Allogene Partnering with Stanford to Develop Better CAR-T Therapies
Allogene is focused on developing allogeneic CAR-T (AlloCAR T) for cancer. Standard CAR-T is a process where blood is taken from a cancer patient, T-cells are separated, genetically modified to specifically target the cancer, and infused back into the patient. It’s effective, but time-consuming, expensive and has variable potency because the patient’s T-cells may be compromised.
Allogeneic, sometimes dubbed off-the-shelf, is where T-cells are collected from healthy donors, then engineered to express CARs to recognize and destroy cancer cells as well as to limit an autoimmune response from the patient. They are then ready for use and don’t require tailoring to each patient.
Stanford researchers have developed a nucleic acid delivery system that can safely and flexibly deliver intracellular RNA or DNA into lymphocytes, including T-cells. Allogene wants to see if this can be used for its AlloCAR T therapies.
The Stanford researchers are Robert Waymouth, the Robert Eckles Swain Professor in Chemistry, Paul Wender, the Francis W. Bergstrom Professor of Chemistry, and Ronald Levy, the Robert K. and Helen K. Summy Professor at Stanford School of Medicine.
Stanford’s technology is called Charge-altering Releasable Transporter. As part of the collaboration, Stanford researchers will work on tools and reagents for ex vivo cell engineering for Allogene to test with its technology.
“Collaborations between academia and industry are critical to the acceleration and success of scientific innovations, and we are excited to evaluate this potentially transformative technology to create the next generation of cell manufacturing,” said David Chang, president, chief executive officer and co-founder of Allogene. “We believe the combination of Allogene’s strong technical expertise in designing AlloCAR T therapies combined with Stanford’s gene delivery technology could lead to the creation of new therapies that have the potential to make a meaningful difference in the lives of many patients.”

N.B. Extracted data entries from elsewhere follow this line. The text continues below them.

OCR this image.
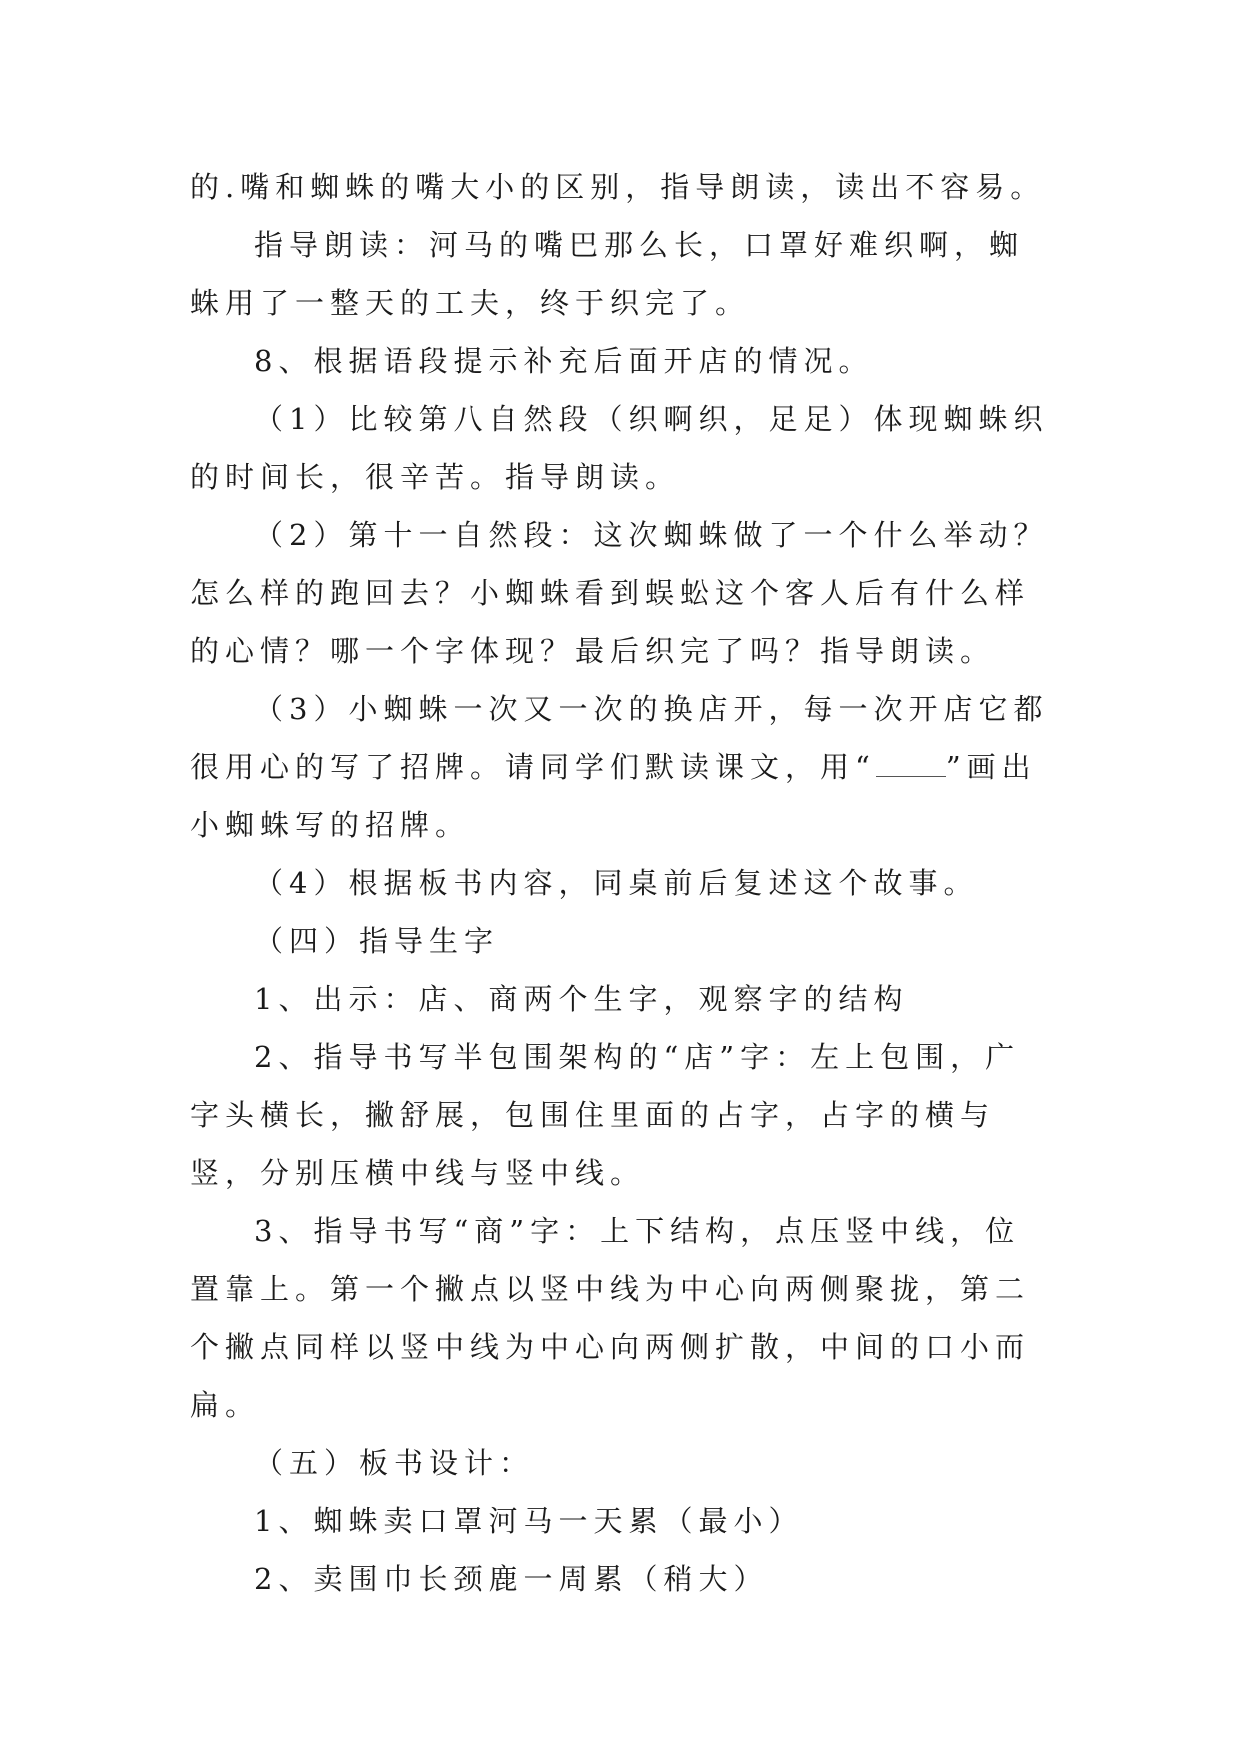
的.嘴和蜘蛛的嘴大小的区别，指导朗读，读出不容易。

指导朗读：河马的嘴巴那么长，口罩好难织啊，蜘蛛用了一整天的工夫，终于织完了。

8、根据语段提示补充后面开店的情况。

（1）比较第八自然段（织啊织，足足）体现蜘蛛织的时间长，很辛苦。指导朗读。

（2）第十一自然段：这次蜘蛛做了一个什么举动？怎么样的跑回去？小蜘蛛看到蜈蚣这个客人后有什么样的心情？哪一个字体现？最后织完了吗？指导朗读。

（3）小蜘蛛一次又一次的换店开，每一次开店它都很用心的写了招牌。请同学们默读课文，用“ ”画出小蜘蛛写的招牌。

（4）根据板书内容，同桌前后复述这个故事。

（四）指导生字

1、出示：店、商两个生字，观察字的结构

2、指导书写半包围架构的“店”字：左上包围，广字头横长，撇舒展，包围住里面的占字，占字的横与竖，分别压横中线与竖中线。

3、指导书写“商”字：上下结构，点压竖中线，位置靠上。第一个撇点以竖中线为中心向两侧聚拢，第二个撇点同样以竖中线为中心向两侧扩散，中间的口小而扁。

（五）板书设计：

1、蜘蛛卖口罩河马一天累（最小）

2、卖围巾长颈鹿一周累（稍大）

In June, the U.S. Food and Drug Administration (FDA) cleared Allogene’s Investigational New Drug (IND) application for ALLO-715 in patients with relapsed/refractory multiple myeloma. The Phase I part of the UNIVERSAL clinical trial, which will include ALL-647 as part of the lymphodepletion regimen, is expected to launch in the second half of this year. ALLO-715 is the company’s AlloCAR T therapy targeting B-cell maturation antigen (BCMA), a potential treatment for multiple myeloma and other BCMA-positive cancers.
ALLO-715 leverages the TALEN gene-editing technology developed and owned by Cellectis. Allogene has an exclusive license to the technology for allogeneic products directed at BCMA. Allogene holds the global development and commercial rights for ALLO-715.
ALLO-647 is the company’s anti-CD52 antibody.
The company also has an ongoing Phase I trial, ALPHA, of ALLO-501 for patients with relapsed/refractory non-Hodgkin lymphoma (NHL) that launched in the second quarter of this year. The company is expecting topline data in the first half of 2020. The company at its second-quarter report indicated it is progressing a planned second generation of ALLO-501, which has the rituximab off-switch removed, through preclinical development and expects to introduce it before the start of the Phase II registrational study.